On This Day — July 12, 1948
When Israeli forces entered Lydda and Ramle during Operation Dani, they discovered the grim reality behind the Arab battle cry that had echoed across the war: “Itbah al Yahoud!” — “Slaughter the Jews!”
Bodies of Jewish civilians and captured soldiers — men, women, and children — were found executed. There were almost no survivors among those taken prisoner by Arab forces in the area. Prisoners were routinely murdered on the spot, regardless of age or gender. This was the consistent pattern of Arab irregulars and local militias: no mercy to Jewish prisoners throughout the fighting.
The same reality had played out earlier in the war. In Safed, after attacking the Jewish quarter, the Arab regional commander cabled his superiors: “Our morale is very high, the young people are enthusiastic, we’re going to massacre them.”
By July 1948, the Jewish Yishuv had seen enough.

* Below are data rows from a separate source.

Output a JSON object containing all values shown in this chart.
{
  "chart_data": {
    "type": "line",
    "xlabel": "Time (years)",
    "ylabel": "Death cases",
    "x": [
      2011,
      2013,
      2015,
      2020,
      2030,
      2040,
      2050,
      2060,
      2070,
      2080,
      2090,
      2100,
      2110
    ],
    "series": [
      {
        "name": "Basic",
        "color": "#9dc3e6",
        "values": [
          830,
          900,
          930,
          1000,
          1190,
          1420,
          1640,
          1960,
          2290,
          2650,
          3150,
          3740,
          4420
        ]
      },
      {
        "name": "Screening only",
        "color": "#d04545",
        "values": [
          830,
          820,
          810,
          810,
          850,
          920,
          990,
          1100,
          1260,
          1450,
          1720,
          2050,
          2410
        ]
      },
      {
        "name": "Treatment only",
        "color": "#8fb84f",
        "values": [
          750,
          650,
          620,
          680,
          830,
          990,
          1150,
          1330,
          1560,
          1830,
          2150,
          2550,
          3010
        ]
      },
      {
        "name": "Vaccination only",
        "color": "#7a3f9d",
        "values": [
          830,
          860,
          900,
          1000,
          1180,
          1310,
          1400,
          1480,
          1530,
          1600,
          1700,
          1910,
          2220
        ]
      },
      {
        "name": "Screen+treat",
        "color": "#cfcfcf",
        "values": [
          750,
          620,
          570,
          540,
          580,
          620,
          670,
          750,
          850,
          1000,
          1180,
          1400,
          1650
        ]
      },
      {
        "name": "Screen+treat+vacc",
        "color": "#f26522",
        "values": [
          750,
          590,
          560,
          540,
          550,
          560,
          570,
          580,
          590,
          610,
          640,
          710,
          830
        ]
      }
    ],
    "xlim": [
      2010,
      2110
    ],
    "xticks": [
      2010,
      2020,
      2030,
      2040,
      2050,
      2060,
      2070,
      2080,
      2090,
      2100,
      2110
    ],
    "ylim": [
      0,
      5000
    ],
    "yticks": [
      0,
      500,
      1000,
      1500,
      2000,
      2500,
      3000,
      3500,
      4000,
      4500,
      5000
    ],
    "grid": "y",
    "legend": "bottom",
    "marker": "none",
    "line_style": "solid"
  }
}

They were fighting for survival against an enemy whose leadership — from the Mufti Amin al-Husseini to the Arab Higher Committee and Arab League — had rejected any Jewish state in any part of the Land from the moment the UN voted to partition Palestine in November 1947. Arab forces answered the partition vote with immediate terror: ambushes on roads and convoys, attacks on Jewish civilians, and a deliberate strategy of taking no prisoners.
Lydda and Ramle had served as key Arab strongpoints, blocking vital supply lines to Jerusalem and launching attacks on Jewish traffic and settlements. The Jewish population in parts of the country was on the verge of strangulation and starvation.

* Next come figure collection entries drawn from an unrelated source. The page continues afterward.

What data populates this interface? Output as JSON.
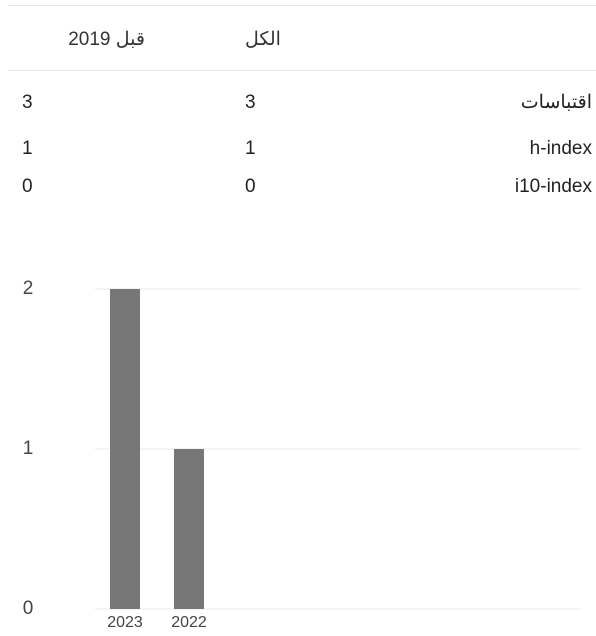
{
  "table": {
    "header": {
      "all": "الكل",
      "since": "قبل 2019"
    },
    "rows": [
      {
        "label": "اقتباسات",
        "all": 3,
        "since": 3
      },
      {
        "label": "h-index",
        "all": 1,
        "since": 1
      },
      {
        "label": "i10-index",
        "all": 0,
        "since": 0
      }
    ]
  },
  "chart_data": {
    "type": "bar",
    "categories": [
      "2023",
      "2022"
    ],
    "values": [
      2,
      1
    ],
    "color": "#777777",
    "ylim": [
      0,
      2
    ],
    "yticks": [
      0,
      1,
      2
    ],
    "grid": true
  }
}
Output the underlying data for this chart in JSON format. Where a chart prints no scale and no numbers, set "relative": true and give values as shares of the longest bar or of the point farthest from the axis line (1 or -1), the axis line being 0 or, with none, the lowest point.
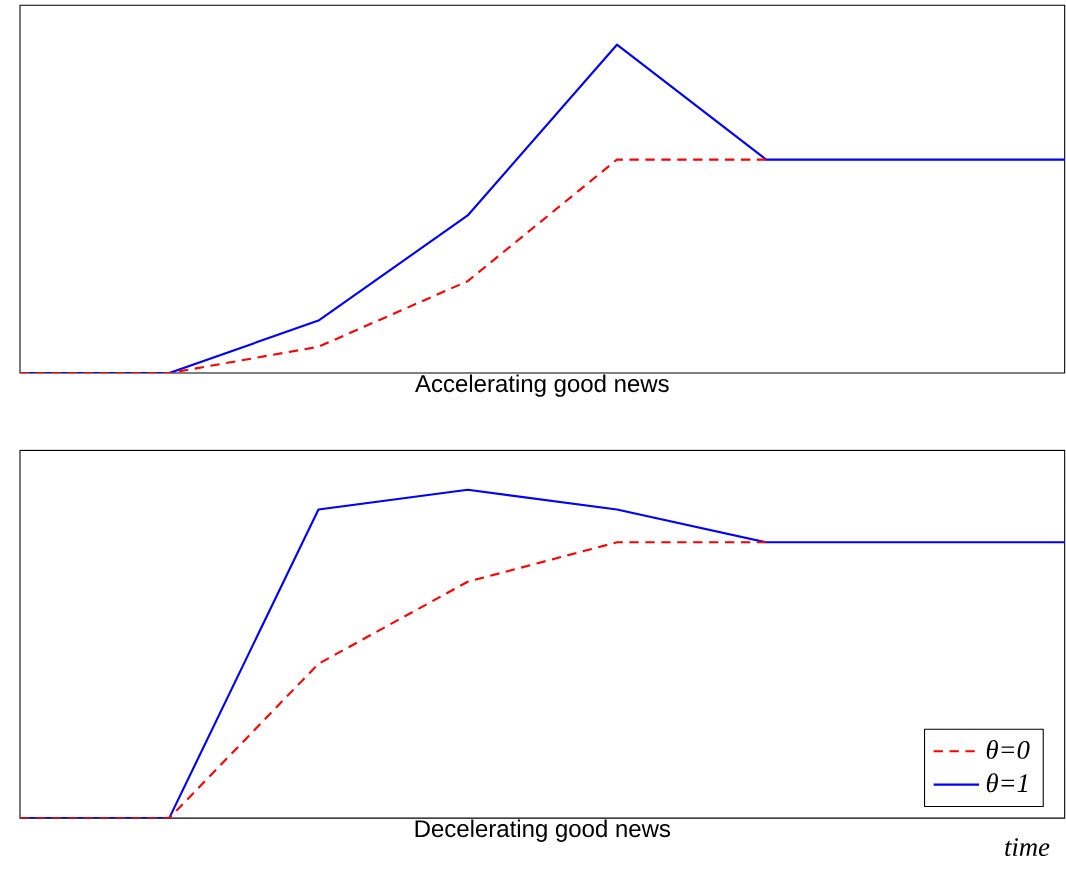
{
  "chart_data": [
    {
      "type": "line",
      "title": "Accelerating good news",
      "relative": true,
      "categories": [
        null,
        null,
        null,
        null,
        null,
        null,
        null,
        null
      ],
      "series": [
        {
          "color": "#ff0000",
          "line_style": "dashed",
          "values": [
            0,
            0,
            0.08,
            0.28,
            0.65,
            0.65,
            null,
            null
          ]
        },
        {
          "color": "#0000ff",
          "line_style": "solid",
          "values": [
            0,
            0,
            0.16,
            0.48,
            1,
            0.65,
            0.65,
            0.65
          ]
        }
      ]
    },
    {
      "type": "line",
      "title": "Decelerating good news",
      "xlabel": "time",
      "relative": true,
      "legend": "bottom right",
      "categories": [
        null,
        null,
        null,
        null,
        null,
        null,
        null,
        null
      ],
      "series": [
        {
          "name": "θ=0",
          "color": "#ff0000",
          "line_style": "dashed",
          "values": [
            0,
            0,
            0.47,
            0.72,
            0.84,
            0.84,
            null,
            null
          ]
        },
        {
          "name": "θ=1",
          "color": "#0000ff",
          "line_style": "solid",
          "values": [
            0,
            0,
            0.94,
            1,
            0.94,
            0.84,
            0.84,
            0.84
          ]
        }
      ]
    }
  ]
}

Operation Dani (part of the broader Plan Dalet) was the Haganah’s military response: a series of operations to break deadly encirclements, reopen supply routes, and prevent annihilation in the face of invading Arab armies. As historian Henry Laurens has noted, it was fundamentally a military operational plan — not a political blueprint for mass expulsion. The real ethnic cleansing intent came from the Arab side, whose war cry was literally “Slaughter the Jews!”
On May 14, 1948, Israel declared independence. The next day, five Arab armies invaded with the explicit goal of wiping the Jewish state off the map before it could even breathe. They failed.
That failure is what Arabs originally called the “Nakba” — the catastrophe of their humiliating inability to destroy the wildly outnumbered and outgunned Jews. There would never have been a single refugee had the Arabs accepted the UN partition plan or chosen not to launch a war of annihilation.
Some histories record only one side’s suffering. The full record shows a war in which the Arabs fought to eliminate the Jews entirely — and the Jews fought simply to survive.